Intervals problems often involve checking or merging overlapping ranges. Understanding their time complexity helps us know how fast these operations run as input grows.

We want to find out how the number of intervals affects the work done.

Scenario Under Consideration

Analyze the time complexity of the following code snippet.


# Merge overlapping intervals
intervals = [[1,3],[2,6],[8,10],[15,18]]
intervals.sort(key=lambda x: x[0])
merged = []
for interval in intervals:
    if not merged or merged[-1][1] < interval[0]:
        merged.append(interval)
    else:
        merged[-1][1] = max(merged[-1][1], interval[1])

This code sorts intervals and merges any that overlap into one.

Identify Repeating Operations

Identify the loops, recursion, array traversals that repeat.

  • Primary operation: Sorting the list of intervals and then looping through each interval once.
  • How many times: Sorting takes time based on all intervals (n), and the loop runs once for each interval (n times).
How Execution Grows With Input

As the number of intervals grows, sorting takes more time, and merging checks each interval once.

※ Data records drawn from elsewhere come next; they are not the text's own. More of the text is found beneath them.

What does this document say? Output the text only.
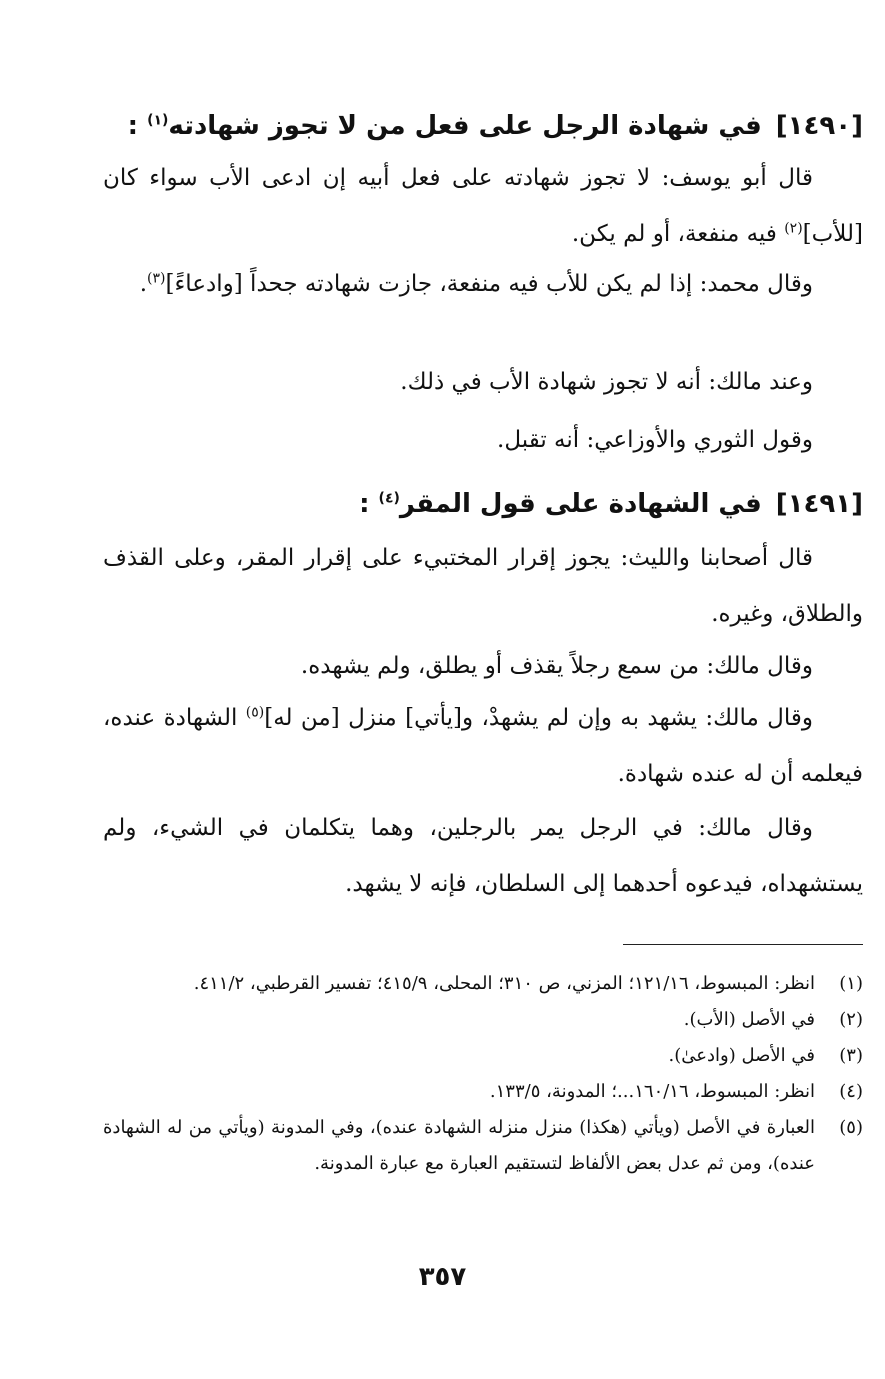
[١٤٩٠]في شهادة الرجل على فعل من لا تجوز شهادته$^{(١)}$ :
قال أبو يوسف: لا تجوز شهادته على فعل أبيه إن ادعى الأب سواء كان [للأب]$^{(٢)}$ فيه منفعة، أو لم يكن.
وقال محمد: إذا لم يكن للأب فيه منفعة، جازت شهادته جحداً [وادعاءً]$^{(٣)}$.
وعند مالك: أنه لا تجوز شهادة الأب في ذلك.
وقول الثوري والأوزاعي: أنه تقبل.
[١٤٩١]في الشهادة على قول المقر$^{(٤)}$ :
قال أصحابنا والليث: يجوز إقرار المختبيء على إقرار المقر، وعلى القذف والطلاق، وغيره.
وقال مالك: من سمع رجلاً يقذف أو يطلق، ولم يشهده.
وقال مالك: يشهد به وإن لم يشهدْ، و[يأتي] منزل [من له]$^{(٥)}$ الشهادة عنده، فيعلمه أن له عنده شهادة.
وقال مالك: في الرجل يمر بالرجلين، وهما يتكلمان في الشيء، ولم يستشهداه، فيدعوه أحدهما إلى السلطان، فإنه لا يشهد.
(١)
انظر: المبسوط، ١٢١/١٦؛ المزني، ص ٣١٠؛ المحلى، ٤١٥/٩؛ تفسير القرطبي، ٤١١/٢.
(٢)
في الأصل (الأب).
(٣)
في الأصل (وادعىٰ).
(٤)
انظر: المبسوط، ١٦٠/١٦...؛ المدونة، ١٣٣/٥.
(٥)
العبارة في الأصل (ويأتي (هكذا) منزل منزله الشهادة عنده)، وفي المدونة (ويأتي من له الشهادة عنده)، ومن ثم عدل بعض الألفاظ لتستقيم العبارة مع عبارة المدونة.
٣٥٧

Input Size (n)Approx. Operations
10About 10 log 10 + 10 = 40 operations
100About 100 log 100 + 100 = 700 operations
1000About 1000 log 1000 + 1000 = 10,000 operations

Pattern observation: The work grows a bit faster than the number of intervals because of sorting, but the merging loop grows linearly.

Final Time Complexity

Time Complexity: O(n log n)

This means the time to merge intervals grows a little faster than the number of intervals because sorting takes extra steps.

Common Mistake

[X] Wrong: "Merging intervals is just O(n) because we only loop once."

[OK] Correct: Sorting the intervals first takes extra time, which dominates the total work, so the overall time is more than just one loop.

Interview Connect

Knowing why intervals problems often need sorting and merging helps you explain your approach clearly and shows you understand how input size affects performance.

Self-Check

"What if the intervals were already sorted? How would the time complexity change?"